Rabu, 16 November 2011

TULISAN 2


ES TELER 77 PERUSAHAAN FRANCHISE PERTAMA ASLI INDONESIA

TUGAS PENGANTAR BISNIS (SOFTSKILL)

 
logo Es Teler 77
         Hanya bermodalkan satu juta rupiah dan nekat juga percaya diri, Murniati Widjaja membuka warung pertamanya dengan bernamakan Es Teler 77 pada tahun 1982 dengan dukungan suaminya, Trisno Budijanto. Angka 77 ini diberikan tanpa makna, tetapi angka tanpa makna inilah yang menghantarkan Murniati dan keluarga ke gerbang suksesnya.  Semua berawal dari kompetisi memasak dan membuat minuman tradisional Indonesia dengan menu es teler yang diselenggarakan oleh majalah Gadis dan PKK DKI Jakarta pada 1981.  Murniati pun memenangkan kompetisi ini.
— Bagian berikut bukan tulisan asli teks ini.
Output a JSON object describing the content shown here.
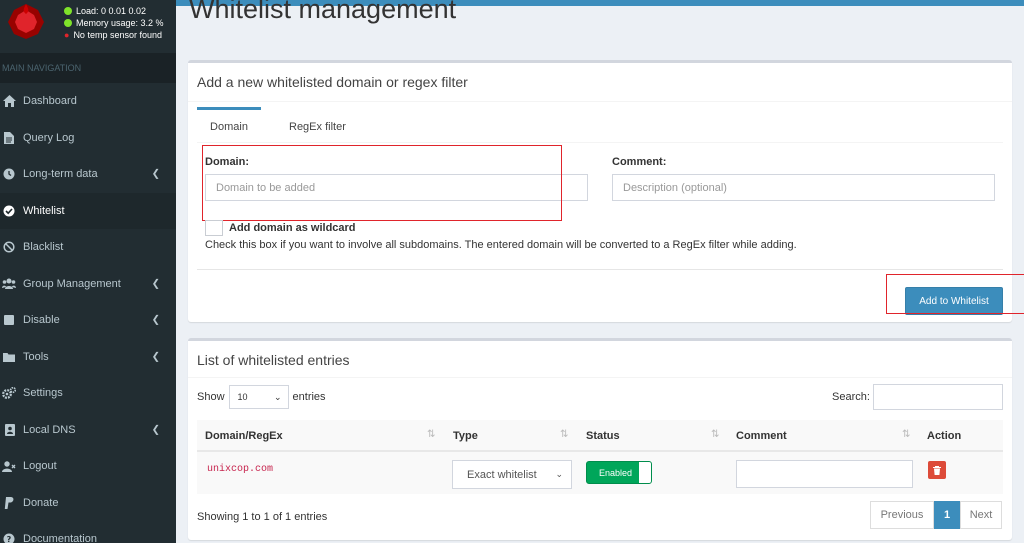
{
  "sidebar": {
    "status": {
      "load": "Load:  0  0.01  0.02",
      "memory": "Memory usage:  3.2 %",
      "temp": "No temp sensor found"
    },
    "nav_header": "MAIN NAVIGATION",
    "items": [
      {
        "label": "Dashboard",
        "icon": "home-icon"
      },
      {
        "label": "Query Log",
        "icon": "file-icon"
      },
      {
        "label": "Long-term data",
        "icon": "history-icon"
      },
      {
        "label": "Whitelist",
        "icon": "check-circle-icon"
      },
      {
        "label": "Blacklist",
        "icon": "ban-icon"
      },
      {
        "label": "Group Management",
        "icon": "users-icon"
      },
      {
        "label": "Disable",
        "icon": "stop-icon"
      },
      {
        "label": "Tools",
        "icon": "folder-icon"
      },
      {
        "label": "Settings",
        "icon": "cogs-icon"
      },
      {
        "label": "Local DNS",
        "icon": "address-book-icon"
      },
      {
        "label": "Logout",
        "icon": "user-times-icon"
      },
      {
        "label": "Donate",
        "icon": "paypal-icon"
      },
      {
        "label": "Documentation",
        "icon": "question-circle-icon"
      }
    ]
  },
  "page": {
    "title": "Whitelist management"
  },
  "add_box": {
    "title": "Add a new whitelisted domain or regex filter",
    "tabs": [
      "Domain",
      "RegEx filter"
    ],
    "domain_label": "Domain:",
    "domain_placeholder": "Domain to be added",
    "comment_label": "Comment:",
    "comment_placeholder": "Description (optional)",
    "wildcard_label": "Add domain as wildcard",
    "wildcard_hint": "Check this box if you want to involve all subdomains. The entered domain will be converted to a RegEx filter while adding.",
    "add_button": "Add to Whitelist"
  },
  "list_box": {
    "title": "List of whitelisted entries",
    "show_label": "Show",
    "page_size": "10",
    "entries_label": "entries",
    "search_label": "Search:",
    "columns": [
      "Domain/RegEx",
      "Type",
      "Status",
      "Comment",
      "Action"
    ],
    "rows": [
      {
        "domain": "unixcop.com",
        "type": "Exact whitelist",
        "status": "Enabled",
        "comment": ""
      }
    ],
    "info": "Showing 1 to 1 of 1 entries",
    "pagination": {
      "previous": "Previous",
      "current": "1",
      "next": "Next"
    }
  },
  "colors": {
    "primary": "#3c8dbc",
    "sidebar": "#222d32",
    "success": "#00a65a",
    "danger": "#dd4b39",
    "highlight": "#e0242b"
  }
}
Dimulai dari sinilah, kepercayaan diri Murniati untuk membuka warung tenda sederhana di pelataran teras sebuah pertokoan (Duta Merlin, sekarang Carrefour Harmony) di kawasan Jakarta Pusat. Usaha ini ditangani langsung oleh Ibu Murniati sendiri bersama suaminya Trisno Budijanto, anak dan mantunya, Yenny Setia Widjaja dan Sukyatno Nugroho.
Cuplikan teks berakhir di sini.